Kernel function for local weighting. Defaults to triangular kernel.

cutoff

Numeric scalar threshold. Data are recentered so X - cutoff has cutoff at 0.

fuzzy

Logical indicating fuzzy design. Default is FALSE.

coverage

Logical indicating whether to apply the coverage correction rule of thumb of Calonico et al. (2018) . Default is FALSE.

...

Additional arguments for future expansions.

Value

A list with elements:

method

Method used: "simple" or "frechet".

q_grid

Input q_grid.

h_star_num

Bandwidth(s) for numerator (outcome).

h_star_den

Bandwidth for denominator (treatment, if fuzzy).

pilot_h_num

Pilot bandwidth(s) for numerator.

pilot_h_den

Pilot bandwidth for denominator (if fuzzy).

s, p

Polynomial orders.

B_plus, B_minus

Bias estimates for numerator.

V_plus, V_minus

Variance estimates for numerator.

f_X_hat

Estimated density of \(X\) at cutoff.

Details

Implements a three-step procedure:

  1. Estimates \(f_X(0)\) using Silverman’s rule and computes pilot bandwidths via global polynomials.

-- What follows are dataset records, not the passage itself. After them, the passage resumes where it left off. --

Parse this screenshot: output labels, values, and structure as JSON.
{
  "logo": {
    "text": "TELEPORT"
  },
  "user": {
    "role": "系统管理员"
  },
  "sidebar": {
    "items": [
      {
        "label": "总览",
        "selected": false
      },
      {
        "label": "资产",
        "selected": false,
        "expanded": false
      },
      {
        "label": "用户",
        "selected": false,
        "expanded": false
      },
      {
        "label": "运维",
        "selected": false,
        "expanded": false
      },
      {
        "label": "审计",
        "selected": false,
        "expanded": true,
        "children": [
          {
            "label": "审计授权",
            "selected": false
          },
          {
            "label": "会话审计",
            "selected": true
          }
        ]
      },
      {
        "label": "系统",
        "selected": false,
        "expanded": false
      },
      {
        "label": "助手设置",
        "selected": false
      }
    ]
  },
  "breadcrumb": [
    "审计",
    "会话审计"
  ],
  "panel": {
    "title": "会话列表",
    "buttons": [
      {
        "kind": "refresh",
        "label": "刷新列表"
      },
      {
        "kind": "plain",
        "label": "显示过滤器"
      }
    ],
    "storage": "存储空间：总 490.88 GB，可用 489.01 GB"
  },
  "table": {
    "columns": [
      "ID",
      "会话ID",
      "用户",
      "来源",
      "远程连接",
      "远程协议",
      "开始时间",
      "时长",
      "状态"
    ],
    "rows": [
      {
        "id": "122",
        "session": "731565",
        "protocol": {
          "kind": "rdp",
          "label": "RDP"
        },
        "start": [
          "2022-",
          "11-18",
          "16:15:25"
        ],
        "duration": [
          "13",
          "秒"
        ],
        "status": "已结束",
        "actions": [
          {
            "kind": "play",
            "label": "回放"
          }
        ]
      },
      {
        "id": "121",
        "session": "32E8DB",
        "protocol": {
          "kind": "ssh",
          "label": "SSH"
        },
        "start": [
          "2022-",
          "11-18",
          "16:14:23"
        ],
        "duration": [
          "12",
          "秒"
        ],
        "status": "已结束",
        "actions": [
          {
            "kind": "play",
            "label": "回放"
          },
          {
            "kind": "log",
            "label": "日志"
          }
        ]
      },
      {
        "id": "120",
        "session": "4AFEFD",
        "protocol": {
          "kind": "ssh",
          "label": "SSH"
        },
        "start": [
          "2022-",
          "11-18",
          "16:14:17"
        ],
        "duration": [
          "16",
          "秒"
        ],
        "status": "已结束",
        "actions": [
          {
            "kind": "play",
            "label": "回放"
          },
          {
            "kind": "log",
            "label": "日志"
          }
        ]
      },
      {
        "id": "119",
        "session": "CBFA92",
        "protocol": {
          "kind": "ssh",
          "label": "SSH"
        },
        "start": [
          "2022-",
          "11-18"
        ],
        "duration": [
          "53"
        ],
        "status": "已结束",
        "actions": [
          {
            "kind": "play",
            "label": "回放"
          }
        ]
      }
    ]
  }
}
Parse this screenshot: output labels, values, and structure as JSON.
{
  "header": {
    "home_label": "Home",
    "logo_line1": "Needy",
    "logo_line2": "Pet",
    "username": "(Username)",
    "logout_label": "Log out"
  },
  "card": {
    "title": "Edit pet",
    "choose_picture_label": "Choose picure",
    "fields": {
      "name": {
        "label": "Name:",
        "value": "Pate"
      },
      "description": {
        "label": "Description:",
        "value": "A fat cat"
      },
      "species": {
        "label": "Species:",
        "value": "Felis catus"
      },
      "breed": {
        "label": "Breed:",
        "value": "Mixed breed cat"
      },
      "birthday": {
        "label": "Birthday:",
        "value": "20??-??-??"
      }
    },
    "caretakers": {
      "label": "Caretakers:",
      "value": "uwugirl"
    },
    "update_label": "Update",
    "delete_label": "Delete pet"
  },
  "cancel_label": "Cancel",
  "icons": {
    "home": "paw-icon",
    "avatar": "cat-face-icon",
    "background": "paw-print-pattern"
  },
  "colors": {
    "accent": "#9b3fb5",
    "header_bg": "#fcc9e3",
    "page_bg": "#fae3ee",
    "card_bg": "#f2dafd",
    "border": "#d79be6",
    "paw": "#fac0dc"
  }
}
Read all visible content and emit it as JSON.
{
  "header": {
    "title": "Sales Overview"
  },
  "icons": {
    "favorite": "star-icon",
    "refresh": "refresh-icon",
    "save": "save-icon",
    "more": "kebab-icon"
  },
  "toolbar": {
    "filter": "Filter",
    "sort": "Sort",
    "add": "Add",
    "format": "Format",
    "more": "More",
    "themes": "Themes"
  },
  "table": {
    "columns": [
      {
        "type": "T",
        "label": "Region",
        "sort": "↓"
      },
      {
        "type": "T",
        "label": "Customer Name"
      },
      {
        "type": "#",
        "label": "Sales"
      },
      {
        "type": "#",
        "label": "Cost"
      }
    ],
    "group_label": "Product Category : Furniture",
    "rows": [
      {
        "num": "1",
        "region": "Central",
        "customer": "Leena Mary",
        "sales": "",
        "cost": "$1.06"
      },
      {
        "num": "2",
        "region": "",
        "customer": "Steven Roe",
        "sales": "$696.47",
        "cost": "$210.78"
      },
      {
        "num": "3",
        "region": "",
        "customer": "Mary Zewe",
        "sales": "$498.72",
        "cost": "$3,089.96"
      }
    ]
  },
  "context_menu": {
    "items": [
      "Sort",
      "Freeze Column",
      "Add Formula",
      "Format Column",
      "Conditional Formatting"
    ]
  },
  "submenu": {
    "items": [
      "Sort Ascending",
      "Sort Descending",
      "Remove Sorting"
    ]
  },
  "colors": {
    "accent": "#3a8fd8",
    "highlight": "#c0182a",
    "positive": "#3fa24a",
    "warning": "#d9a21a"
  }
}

  2. Runs pilot local polynomial regressions to estimate bias and variance.

  3. Computes MSE-optimal (per-quantile) or IMSE-optimal (single) bandwidths.

In fuzzy RDD, separate bandwidths are computed for the numerator (outcome) and denominator (treatment).

References

Calonico S, Cattaneo MD, Farrell MH (2018). “On the effect of bias estimation on coverage accuracy in nonparametric inference.” Journal of the American Statistical Association, 113(522), 767–779.

Van Dijcke D (2025). “Regression Discontinuity Design with Distribution-Valued Outcomes.” Working paper.